Novo Setor de Escaladas em Móvel no PNT

Conquista de quatro vias no Morro do Conde, abrindo um novo setor de escalada móvel no Parque Nacional da Tijuca

Jan / Fev 2017


Em um dia de passeio com minha namorada e meu filho na Floresta da Tijuca, resolvi (para variar!) realizar uma pequena exploração em uma montanha que não possui grandes tradições de escalada, apesar de bastante frequentada por caminhada...

Estávamos fazendo a trilha normal de acesso ao Morro do Conde, montanha que possuía até então apenas duas vias: a “Fissura 8 de Setembro” do Francesco Berardi (década de 70) a “Fissura da Serpente”, do André Ilha (1985). Ambas atualmente praticamente abandonadas pela pouca repetição e crescimento de vegetação.

Pois naquele dia 21 de janeiro de 2017, tive a felicidade de encontrar, a pouquíssimos metros da trilha principal, uma parede bastante promissora, com fendas perfeitas e sem via alguma, na face sul desta montanha. Claro que não tardou para que eu retornasse... Repetidamente, nos três finais de semanas subsequentes, conquistei com Laura e João Pedro, quatro belíssimas vias, descritas a seguir.

Este novo setor fica a meros 25 minutos de caminhada do estacionamento da churrasqueira da Capela Mayrink. Para acessá-lo, começar a trilha atrás da churrasqueira, em direção ao Excelsior. Na primeira bifurcação, com cerca de 10 minutos de caminhada (“Excelsior x Alto da Bandeira”), pegar à esquerda, em direção ao Excelsior. Na segunda bifurcação, com mais 10 minutos de caminhada aproximadamente (“Excelsior x Morro do Conde”), pegar para a direita, em direção ao Morro do Conde. Deste ponto, andar pouco menos de 5 minutos até fazer uma curva forte para a direita (a terceira, após a bifurcação), na qual já é possível ver um pedaço da parede, olhando para a esquerda. Neste ponto, existe uma picada de cerca de 40 metros até a base.


Traçado das vias na Falésia do Conde

1) No Cu do Conde (IVsup E1 – 20m – Móvel)

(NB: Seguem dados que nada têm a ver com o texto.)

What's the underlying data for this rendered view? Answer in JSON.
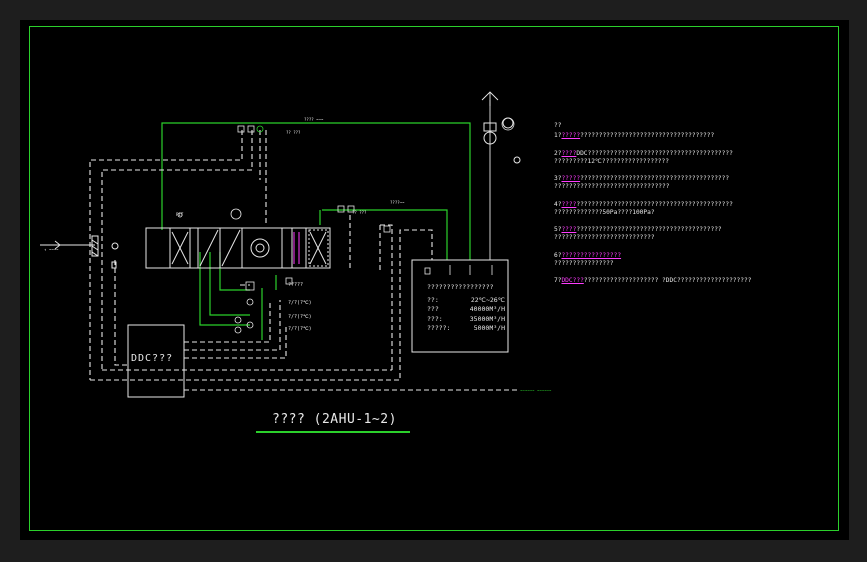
{
  "window": {
    "background": "#1e1e1e",
    "paper": "#000000",
    "line_green": "#2bd02b",
    "line_white": "#e8e8e8",
    "highlight": "#ff3cff"
  },
  "diagram": {
    "title": "???? (2AHU-1~2)",
    "ddc_box_label": "DDC???",
    "spec_box": {
      "header": "?????????????????",
      "rows": [
        {
          "key": "??:",
          "value": "22℃~26℃"
        },
        {
          "key": "???",
          "value": "40000M³/H"
        },
        {
          "key": "???:",
          "value": "35000M³/H"
        },
        {
          "key": "?????:",
          "value": "5000M³/H"
        }
      ]
    },
    "valve_labels": [
      "?????",
      "?/?(?℃)",
      "?/?(?℃)",
      "?/?(?℃)"
    ],
    "notes": {
      "heading": "??",
      "items": [
        {
          "num": "1?",
          "tag": "?????",
          "text": "????????????????????????????????????"
        },
        {
          "num": "2?",
          "tag": "????",
          "text": "DDC???????????????????????????????????????\n?????????12℃??????????????????"
        },
        {
          "num": "3?",
          "tag": "?????",
          "text": "????????????????????????????????????????\n???????????????????????????????"
        },
        {
          "num": "4?",
          "tag": "????",
          "text": "??????????????????????????????????????????\n?????????????50Pa????100Pa?"
        },
        {
          "num": "5?",
          "tag": "????",
          "text": "???????????????????????????????????????\n???????????????????????????"
        },
        {
          "num": "6?",
          "tag": "????????????????",
          "text": "\n????????????????"
        },
        {
          "num": "7?",
          "tag": "DDC???",
          "text": "???????????????????? ?DDC????????????????????"
        }
      ]
    }
  }
}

Pedro Bugim e Laura Petroni em 28/01/2017

Bela fissura que começa em oposição e/ou offwidth, sempre com peças grandes (camalot #5 e #6). Evolui para uma fenda levemente negativa, feita em oposição e protegida com peças médias e grandes. Parada dupla em grampos de 1/2 no final, para rapel / top-rope. Apesar de se tratar da via mais simples da parede, possui um complicador, pois necessita de peças bem grandes para sua proteção.


3) Condenado (VIIIa E1 – 13m – Mista)

Pedro Bugim e Laura Petroni em 11/02/2017

Via curta e forte, que começa levemente negativa, com boas agarras e em oposição. Pode-se proteger os lances iniciais com stoppers grandes, ou friends pequenos. Evolui para uma micro fissura protegida por grampos de ½ até o final da via, que conta com parada dupla. A metade superior ganha certa negatividade e os lances, apesar de difíceis, são muito interessantes!


3) Conde Drácula (VIIa E1 – 15m – Móvel)

Pedro Bugim, Laura Petroni e João Pedro Vergnano em 04/02/2017

Via incrível, que segue um diedro bem definido com uma fenda contínua praticamente da base até o final. Proteções em stoppers, friends médios e pequenos e micro-friends. Em dois momentos, a fenda fica extremamente fina. Assim sendo, foram posicionados dois pittons que ficaram na parede, para a devida proteção nestes pontos. Parada dupla no final, para rapel / top-rope.


4) Fruta do Conde (Vsup E1 – 15 – Mista)

Pedro Bugim, Laura Petroni e João Pedro Vergnano em 04/02/2017

Fenda localizada imediatamente à direita da via anterior, sendo sensivelmente mais fácil. A saída original segue um lance em agarras e buracos, levemente negativo e protegido por um grampo de 1/2, antes de entrar na fenda propriamente dita. Pode-se evitar esta saída pegando uma fissura à esquerda, diminuindo o grau da via e tornando-a inteiramente em móvel. Bons lances de oposição e entalamento. Parada dupla no final, para rapel / top-rope.


Croqui das quatro vias da Falésia do Conde

Agradecimentos à namorada, Laura, e ao filho, João Pedro, por terem me acompanhado (haja paciência!) e colaborado na criação deste novo setor, durante quatro finais de semana seguidos. Amo vocês!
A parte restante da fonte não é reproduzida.